Background
High sensitivity cardiac troponins (hs-cTn) are the gold standard biomarkers in diagnosing acute myocardial infarction (AMI). Chronic myocardial stress from atrial fibrillation (AF) or impaired renal function can lead to troponin elevation to challenges in diagnosis of AMI with classical troponin-based models.Explainable Boosting Machines (EBMs) are interpretable additive models that use gradient boosting to learn a distinct shape function for each feature, maintaining interpretability while capturing non-linear relationships.This study aimed to assess if explainable machine learning (ML) models may assist in better interpretation of the interaction of hs-cTn with comorbidities in patients with suspected AMI.
Methods
Data from a large multi-centric cohort that enrolled patients with suspected AMI were analyzed.The adjudicated AMI diagnosis according to the universal myocardial infarction definition was the outcome of interest. Patients were grouped according to the diagnosis of ongoing AF using 12-lead ECG or according to presence of impaired renal function defined as a glomerular filtration rate (GFR) <45mL/min/1.73m² at presentation. EBM models were trained separately for each subgroup using 80/20 stratified train-test splits. Shape functions were extracted from the trained EBM models to visualize the relationship between feature values and AMI risk. Each function shows how feature’s values affect AMI risk on the log-odds scale, and the final prediction is the sum of all feature contributions plus an intercept. This additive structure enables direct interpretation of how individual features contribute to AMI risk, allowing direct visualization of clinically relevant thresholds and non-linear relationships.
Results
We included 1818 patients with a median age of 61.4 (standard deviation, SD 13.5) years and 1208 (66.4%) were males. AF was present in 314 (17.2%) patients and mean glomerular filtration rate (GFR) was 79.0 (SD 21.4). A total of 413 (22.7%) patients had acute AMI event. In patients with AF, increased hs-cTn at presentation contributed more strongly to the prediction of AMI in patients with ongoing AF compared with those without AF (Figure 1A), whereas peak hs-cTn values had a more consistent impact suggesting a less discriminative effect in AF patients (Figure 1B). Notably, the threshold of baseline hs-cTn for predicting AMI was higher in AF-patients.
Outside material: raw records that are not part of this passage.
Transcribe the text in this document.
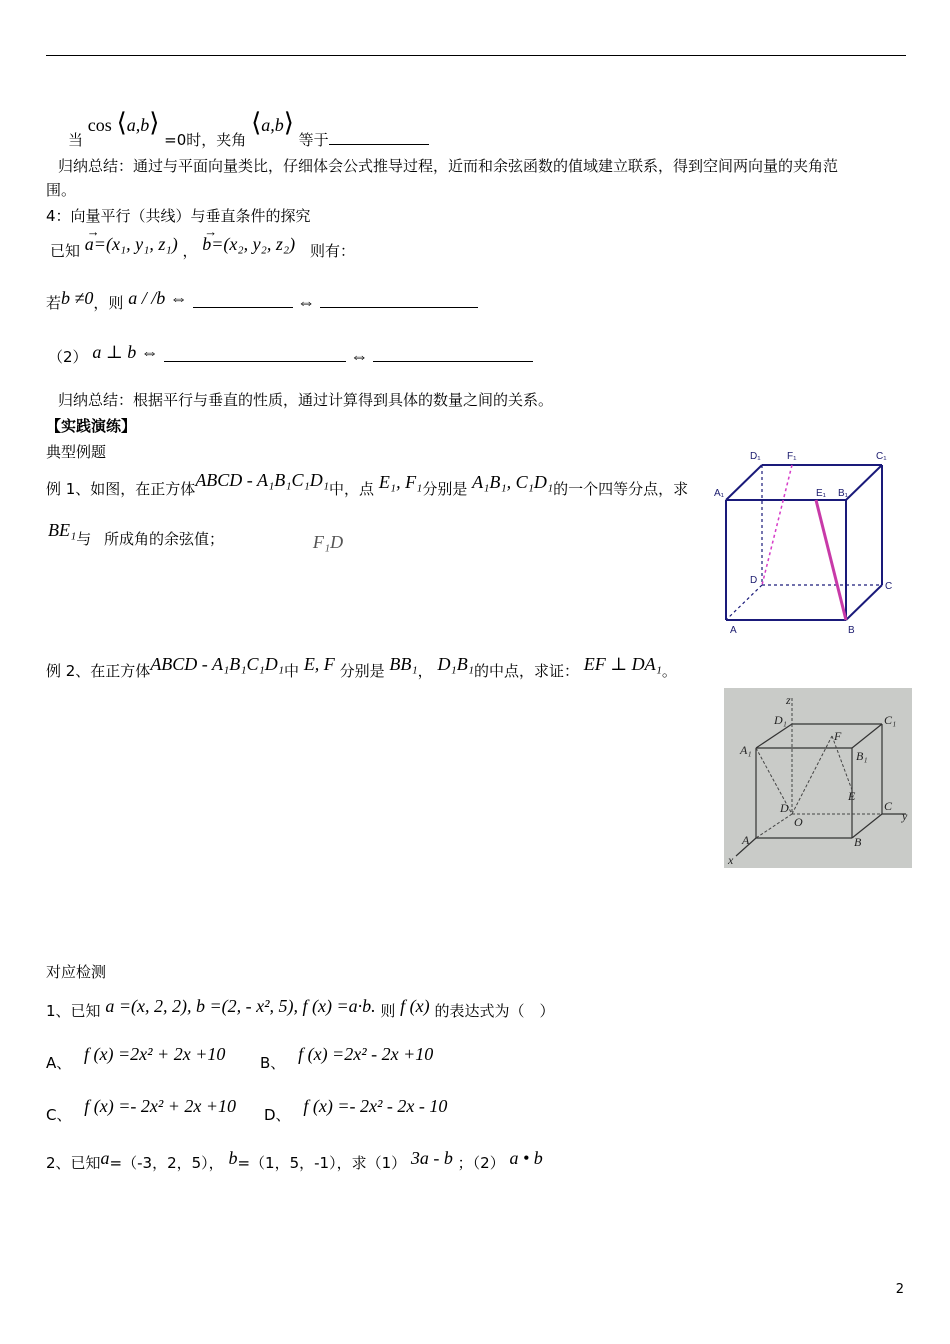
当 cos ⟨a,b⟩ =0时，夹角 ⟨a,b⟩ 等于
归纳总结：通过与平面向量类比，仔细体会公式推导过程，近而和余弦函数的值域建立联系，得到空间两向量的夹角范
围。
4：向量平行（共线）与垂直条件的探究
已知
→
a=(x₁, y₁, z₁) ，
→
b=(x₂, y₂, z₂) 则有：
若b ≠0，则 a / /b ⇔	⇔
（2） a ⊥ b ⇔	⇔
归纳总结：根据平行与垂直的性质，通过计算得到具体的数量之间的关系。
【实践演练】
典型例题
例 1、如图，在正方体ABCD - A₁B₁C₁D₁中，点 E₁, F₁分别是 A₁B₁, C₁D₁的一个四等分点，求
BE₁与 所成角的余弦值；	F₁D
D₁	F₁	C₁
A₁	E₁ B₁
D
C
A	B
例 2、在正方体ABCD - A₁B₁C₁D₁中 E, F 分别是 BB₁， D₁B₁的中点，求证： EF ⊥ DA₁。
z
D₁	C₁
F
A₁	B₁
E
D
O
C
y
A	B
x
对应检测
1、已知 a =(x, 2, 2), b =(2, - x², 5), f (x) =a·b. 则 f (x) 的表达式为（　）
A、 f (x) =2x² + 2x +10 B、 f (x) =2x² - 2x +10
C、 f (x) =- 2x² + 2x +10 D、 f (x) =- 2x² - 2x - 10
2、已知a=（-3，2，5）， b=（1，5，-1），求（1） 3a - b ；（2） a • b
2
Dynamic hs-cTn changes within 3h after presentation contributed more strongly to the AMI prediction in AF patients than non-AF ones (Figure 1C). In patients with impaired renal function, hs-cTn at presentation predicted acute AMI strongly only at high thresholds (Figure 2A). In contrast, peak hs-cTn showed higher predictive capacity in patients with impaired renal function (Figure 2B), while dynamic hs-cTn changes had a consistent effect (Figure 2C).
Conclusions
In patients with suspected AMI applying an explainable ML model can facilitate the understanding of the interactions and diagnostic capacity of hs-cTn in patients with AF or impaired renal function. At a higher threshold, baseline hs-cTn values had better predictive capacity for AMI in patients with AF and impaired renal function.